ART

The Lassonde Art Trail is Now Open in Toronto’s Biidaasige Park

Oluseye, Crown Act, 2026. Photo Vid Ingelevics and Ryan Walker. Courtesy the artist and Lassonde Art Trail.

Now open in Toronto’s Port Lands, the Lassonde Art Trail brings contemporary art into one of the city’s largest waterfront redevelopment projects. Set across more than four kilometers in Biidaasige Park on the island of Ookwemin Minising, the trail combines permanent commissions, long-term loans, and rotating installations across newly created public parkland, with the art built into the larger redevelopment plan itself. The works are distributed through new parkland, wetlands, and public space, tying the trail directly to the larger remaking of the waterfront.

AArrechea_Orange Functional_Lassonde Art Trail Alexandre Arrechea, Orange Functional, 2022. Photo Vid Ingelevics and Ryan Walker. Courtesy the artist and Lassonde Art Trail.

The opening program includes Alexa Kumiko Hatanaka, Alexandre Arrechea, Caroline Monnet and Dean Baldwin Lew, Hank Willis Thomas, Kara Hamilton, Kent Monkman, Lisa Hirmer, Monira Al Qadiri, Nadia Belerique and Tony Romano, Oluseye, Ryan Gander, and Tracey Emin. The lineup moves between Indigenous, Canadian, and international artists, with works ranging from new commissions to institutional loans and longer-term public installations.

Tracey Emin, Roman Standard, 2019. Photo Vid Ingelevics and Ryan Walker. © Tracey Emin / DACS, London / CARCC Ottawa 2026. Courtesy Lassonde Art Trail, National Gallery of Canada and White Cube.

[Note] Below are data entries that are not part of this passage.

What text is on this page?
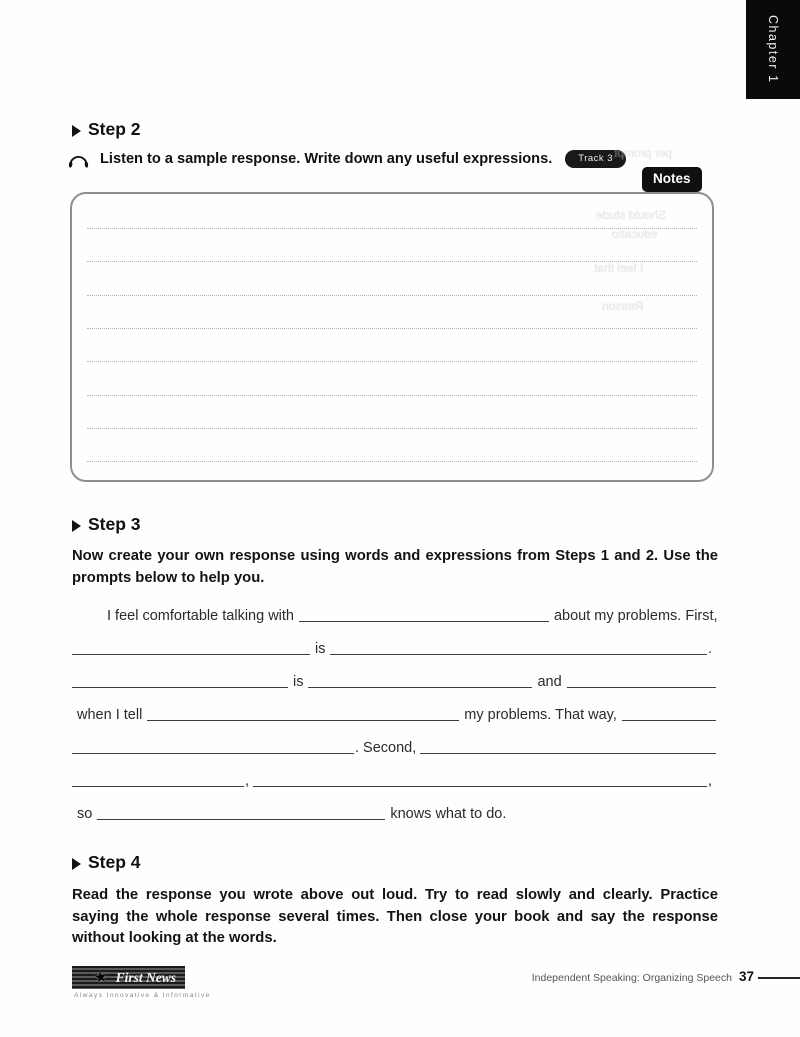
Chapter 1
Step 2
Listen to a sample response. Write down any useful expressions.	Track 3
Notes
Step 3
Now create your own response using words and expressions from Steps 1 and 2. Use the prompts below to help you.
I feel comfortable talking with	about my problems. First,
is	.
is	and
when I tell	my problems. That way,
. Second,
,	,
so	knows what to do.
Step 4
Read the response you wrote above out loud. Try to read slowly and clearly. Practice saying the whole response several times. Then close your book and say the response without looking at the words.
★ First News
Always Innovative & Informative
Independent Speaking: Organizing Speech 37
per prompt
Should stude
educatio
I feel that
Reason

It’s the individual projects that show how wide that range is. Kent Monkman’s contribution is his first permanent public sculpture and centers Indigenous presence and the significance of water at the site. Monira Al Qadiri’s First Sun, initially presented at Doris C. Freedman Plaza in Central Park, came to Toronto through a co-commission with Public Art Fund and connects the trail to a larger North American public art network. Hamilton’s work, developed through York University’s L.L. Odette Sculptor in Residence program, brings research on organic materials and site ecology into the mix. Emin’s work arrives through a loan from the National Gallery of Canada, placing a sculpture from the national collection outdoors and free to the public.

Nadia Belerique and Tony Romano, Homing, 2026. Photo Vid Ingelevics and Ryan Walker. Courtesy the artists and Lassonde Art Trail.

The relationship with the National Gallery will continue shaping the trail over the next year. In March, the museum announced a major sculpture commission by Alicja Kwade for installation in May 2027. The work will use locally sourced granite from the Canadian Shield, with fabrication taking place in part in the Greater Toronto Area. Joana Vasconcelos’ Artemisa, a permanent tree-like sculpture clad in hand-painted ceramic tiles, is also scheduled for 2027 and will enter the City of Toronto’s Public Art & Monuments Collection.